U.S. launches new Africa strategy to counteract Russian, Chinese power

In a newly unveiled Africa strategy, the United States says it will support an arsenal of democratic weapons, ranging from investigative journalism to independent courts, in an attempt to counteract the “harmful activities” of Russia and China on the African continent.
The strategy launched by the White House on Monday is the latest chess move in a great-power rivalry that has become increasingly intense in Africa since the Russian invasion of Ukraine. Two of the most senior U.S. diplomats, in tours across the continent in recent days, have been accusing Russia of sponsoring private mercenaries in Africa and damaging the region’s food supplies.
“Sub-Saharan Africa is critical to advancing our global priorities,” the U.S. strategy document says, citing Africa’s fast-growing population and its large voting bloc at the United Nations.
“Some of our long-standing approaches have become insufficient to meet new challenges in a more contested and competitive world,” the document says. “The strategy’s strength lies in its determination to graduate from policies that inadvertently treat sub-Saharan Africa as a world apart.”
The 17-page document says the U.S. strategy would help to build “open societies” by supporting democracy and transparency in a continent where there is “growing foreign activity and influence.” It accuses Russia of fomenting instability in Africa for its own strategic and financial benefit, and it alleges that China is using the continent to “challenge the rules-based international order.”

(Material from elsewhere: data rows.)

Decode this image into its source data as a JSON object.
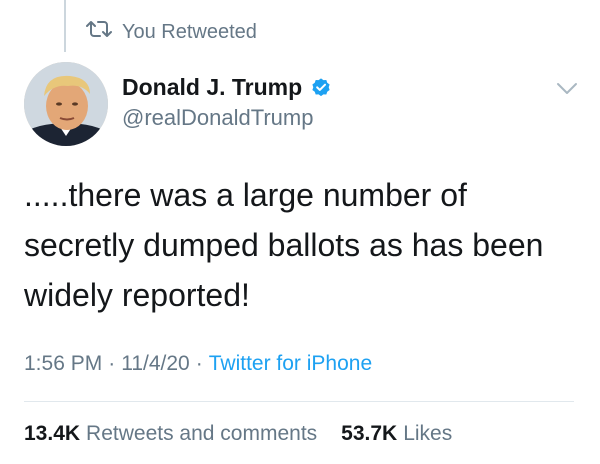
{
  "retweet_context": {
    "label": "You Retweeted"
  },
  "author": {
    "name": "Donald J. Trump",
    "handle": "@realDonaldTrump"
  },
  "tweet": {
    "text": ".....there was a large number of\nsecretly dumped ballots as has been\nwidely reported!"
  },
  "meta": {
    "time": "1:56 PM",
    "date": "11/4/20",
    "source": "Twitter for iPhone",
    "separator": "·"
  },
  "stats": {
    "retweets_count": "13.4K",
    "retweets_label": "Retweets and comments",
    "likes_count": "53.7K",
    "likes_label": "Likes"
  },
  "colors": {
    "accent": "#1da1f2",
    "secondary_text": "#657786",
    "primary_text": "#14171a"
  },
  "icons": {
    "retweet": "retweet-icon",
    "verified": "verified-badge-icon",
    "caret": "chevron-down-icon"
  }
}
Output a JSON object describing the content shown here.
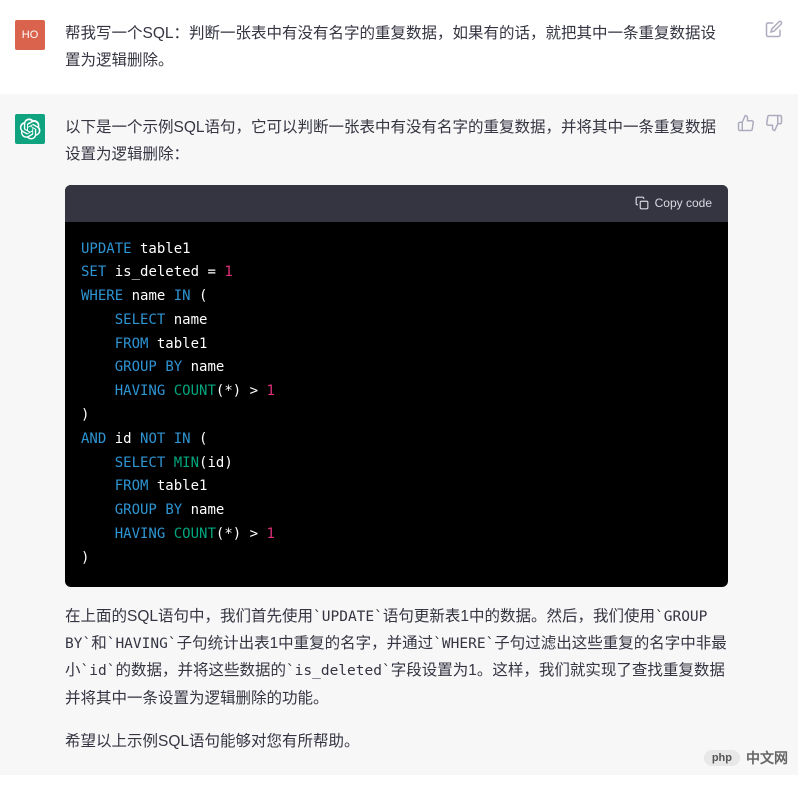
{
  "user": {
    "avatar_label": "HO",
    "message": "帮我写一个SQL：判断一张表中有没有名字的重复数据，如果有的话，就把其中一条重复数据设置为逻辑删除。"
  },
  "assistant": {
    "intro": "以下是一个示例SQL语句，它可以判断一张表中有没有名字的重复数据，并将其中一条重复数据设置为逻辑删除：",
    "explanation": "在上面的SQL语句中，我们首先使用`UPDATE`语句更新表1中的数据。然后，我们使用`GROUP BY`和`HAVING`子句统计出表1中重复的名字，并通过`WHERE`子句过滤出这些重复的名字中非最小`id`的数据，并将这些数据的`is_deleted`字段设置为1。这样，我们就实现了查找重复数据并将其中一条设置为逻辑删除的功能。",
    "closing": "希望以上示例SQL语句能够对您有所帮助。"
  },
  "code": {
    "copy_label": "Copy code",
    "tokens": [
      {
        "t": "UPDATE",
        "c": "kw-blue"
      },
      {
        "t": " table1\n",
        "c": "kw-white"
      },
      {
        "t": "SET",
        "c": "kw-blue"
      },
      {
        "t": " is_deleted ",
        "c": "kw-white"
      },
      {
        "t": "=",
        "c": "kw-white"
      },
      {
        "t": " ",
        "c": "kw-white"
      },
      {
        "t": "1",
        "c": "kw-red"
      },
      {
        "t": "\n",
        "c": "kw-white"
      },
      {
        "t": "WHERE",
        "c": "kw-blue"
      },
      {
        "t": " name ",
        "c": "kw-white"
      },
      {
        "t": "IN",
        "c": "kw-blue"
      },
      {
        "t": " (\n",
        "c": "kw-white"
      },
      {
        "t": "    ",
        "c": "kw-white"
      },
      {
        "t": "SELECT",
        "c": "kw-blue"
      },
      {
        "t": " name\n",
        "c": "kw-white"
      },
      {
        "t": "    ",
        "c": "kw-white"
      },
      {
        "t": "FROM",
        "c": "kw-blue"
      },
      {
        "t": " table1\n",
        "c": "kw-white"
      },
      {
        "t": "    ",
        "c": "kw-white"
      },
      {
        "t": "GROUP",
        "c": "kw-blue"
      },
      {
        "t": " ",
        "c": "kw-white"
      },
      {
        "t": "BY",
        "c": "kw-blue"
      },
      {
        "t": " name\n",
        "c": "kw-white"
      },
      {
        "t": "    ",
        "c": "kw-white"
      },
      {
        "t": "HAVING",
        "c": "kw-blue"
      },
      {
        "t": " ",
        "c": "kw-white"
      },
      {
        "t": "COUNT",
        "c": "kw-green"
      },
      {
        "t": "(",
        "c": "kw-white"
      },
      {
        "t": "*",
        "c": "kw-white"
      },
      {
        "t": ") ",
        "c": "kw-white"
      },
      {
        "t": ">",
        "c": "kw-white"
      },
      {
        "t": " ",
        "c": "kw-white"
      },
      {
        "t": "1",
        "c": "kw-red"
      },
      {
        "t": "\n",
        "c": "kw-white"
      },
      {
        "t": ")\n",
        "c": "kw-white"
      },
      {
        "t": "AND",
        "c": "kw-blue"
      },
      {
        "t": " id ",
        "c": "kw-white"
      },
      {
        "t": "NOT",
        "c": "kw-blue"
      },
      {
        "t": " ",
        "c": "kw-white"
      },
      {
        "t": "IN",
        "c": "kw-blue"
      },
      {
        "t": " (\n",
        "c": "kw-white"
      },
      {
        "t": "    ",
        "c": "kw-white"
      },
      {
        "t": "SELECT",
        "c": "kw-blue"
      },
      {
        "t": " ",
        "c": "kw-white"
      },
      {
        "t": "MIN",
        "c": "kw-green"
      },
      {
        "t": "(id)\n",
        "c": "kw-white"
      },
      {
        "t": "    ",
        "c": "kw-white"
      },
      {
        "t": "FROM",
        "c": "kw-blue"
      },
      {
        "t": " table1\n",
        "c": "kw-white"
      },
      {
        "t": "    ",
        "c": "kw-white"
      },
      {
        "t": "GROUP",
        "c": "kw-blue"
      },
      {
        "t": " ",
        "c": "kw-white"
      },
      {
        "t": "BY",
        "c": "kw-blue"
      },
      {
        "t": " name\n",
        "c": "kw-white"
      },
      {
        "t": "    ",
        "c": "kw-white"
      },
      {
        "t": "HAVING",
        "c": "kw-blue"
      },
      {
        "t": " ",
        "c": "kw-white"
      },
      {
        "t": "COUNT",
        "c": "kw-green"
      },
      {
        "t": "(",
        "c": "kw-white"
      },
      {
        "t": "*",
        "c": "kw-white"
      },
      {
        "t": ") ",
        "c": "kw-white"
      },
      {
        "t": ">",
        "c": "kw-white"
      },
      {
        "t": " ",
        "c": "kw-white"
      },
      {
        "t": "1",
        "c": "kw-red"
      },
      {
        "t": "\n",
        "c": "kw-white"
      },
      {
        "t": ")",
        "c": "kw-white"
      }
    ]
  },
  "watermark": {
    "badge": "php",
    "text": "中文网"
  }
}
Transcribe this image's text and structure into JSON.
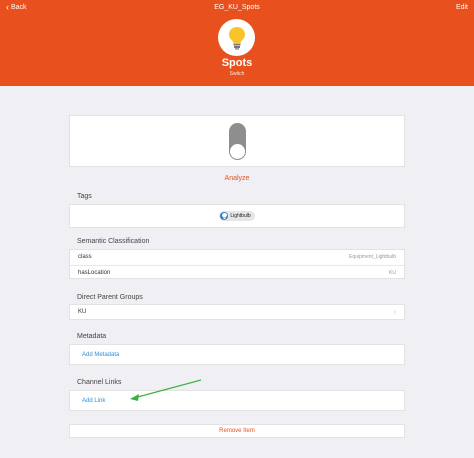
{
  "nav": {
    "back_label": "Back",
    "title": "EG_KU_Spots",
    "edit_label": "Edit"
  },
  "item": {
    "name": "Spots",
    "type": "Switch",
    "icon": "lightbulb-icon"
  },
  "analyze_label": "Analyze",
  "tags": {
    "title": "Tags",
    "items": [
      {
        "label": "Lightbulb",
        "icon": "lightbulb-icon"
      }
    ]
  },
  "semantic": {
    "title": "Semantic Classification",
    "rows": [
      {
        "key": "class",
        "value": "Equipment_Lightbulb"
      },
      {
        "key": "hasLocation",
        "value": "KU"
      }
    ]
  },
  "groups": {
    "title": "Direct Parent Groups",
    "items": [
      {
        "label": "KU"
      }
    ]
  },
  "metadata": {
    "title": "Metadata",
    "add_label": "Add Metadata"
  },
  "channels": {
    "title": "Channel Links",
    "add_label": "Add Link"
  },
  "remove_label": "Remove Item",
  "colors": {
    "accent": "#e8501d",
    "link": "#2f8fd8",
    "annotation": "#3cb043"
  }
}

Early reaction to the U.S. diplomatic campaign was skeptical. South African Foreign Minister Naledi Pandor, at a meeting with U.S. Secretary of State Antony Blinken in Pretoria on Monday, complained of Western “bullying” on Ukraine-related issues, while the Chinese state-run newspaper Global Times published a commentary accusing Washington of trying to “bring the Cold War to Africa once again.”
In recent days, Russia and China have both provided vivid demonstrations of their growing influence in Africa. Russian Foreign Minister Sergei Lavrov was greeted warmly in a tour of four African countries in late July, which gave him a platform to blame Western sanctions for the world’s soaring food prices. China, meanwhile, mobilized a coalition of loyal African governments to issue a barrage of statements denouncing the U.S. House of Representatives Speaker Nancy Pelosi for her high-profile visit to Taiwan last week.
Shortly after Mr. Lavrov’s visit to Africa, the United States responded by deploying its United Nations ambassador, Linda Thomas-Greenfield, on a tour of three African countries, where she accused Moscow of “hurting Africa” by invading Ukraine, bombing grain silos, capturing farmland and damaging Ukraine’s food exports.
“Russia’s war in Ukraine only makes an already horrific food crisis even more dire,” Ms. Thomas-Greenfield said in a speech in Ghana on Friday.
To reinforce the U.S. diplomatic campaign, Mr. Blinken is visiting three more African countries this week, beginning in South Africa. In a speech on Monday at the University of Pretoria, he said Russia’s war in Ukraine is deepening Africa’s economic pain. The war is forcing an additional 40 million people – mostly in Africa – into a new dependency on humanitarian food aid, Mr. Blinken said, citing World Bank forecasts.
Mr. Blinken said the new U.S. strategy for Africa “will not dictate Africa’s choices.” But he appealed to Africans to “defend the rules of the international system” by recognizing the Russian invasion of Ukraine as a violation of global principles that African countries have helped to shape.
“We believe that all nations should be able to stand up for the right of a country not to have its borders redrawn by force,” he said.
Mr. Blinken also accused the Kremlin of supporting the Russian mercenary troops of the Wagner Group, a private military contractor that has reportedly been implicated in massacres of civilians in Mali and the Central African Republic. The Wagner Group “exploits instability to pillage resources and commit abuses with impunity,” he said.
The new U.S. strategy for Africa, he said, is “rooted in the recognition that sub-Saharan Africa is a major geopolitical force” that will “shape our future.”
Too often, African countries “have been treated as instruments of other nations’ progress, rather than the authors of their own,” Mr. Blinken said. “Time and again they have been told to pick a side in great-power contests that feel far removed from the daily struggles of their people. … The right to make these choices belongs to Africans, and Africans alone.”
While he was applauded by his university audience in Pretoria on Monday, it is unclear whether the new U.S. strategy will sway African governments, most of which have been reluctant to criticize the Russian or Chinese governments for any of their activities at home or abroad. Many have been appreciative of Russian weapons exports and Chinese road and railway investment.
South Africa’s international relations department, in a new “framework document” unveiled last week, said it welcomed the rise of emerging powers to challenge U.S. authority in the world.
The United States is “attempting to maintain its global pre-eminence” but the world is becoming multipolar and new actors are “now in a position to challenge the predominance of the Western powers and the liberal international economic order,” the South African document said.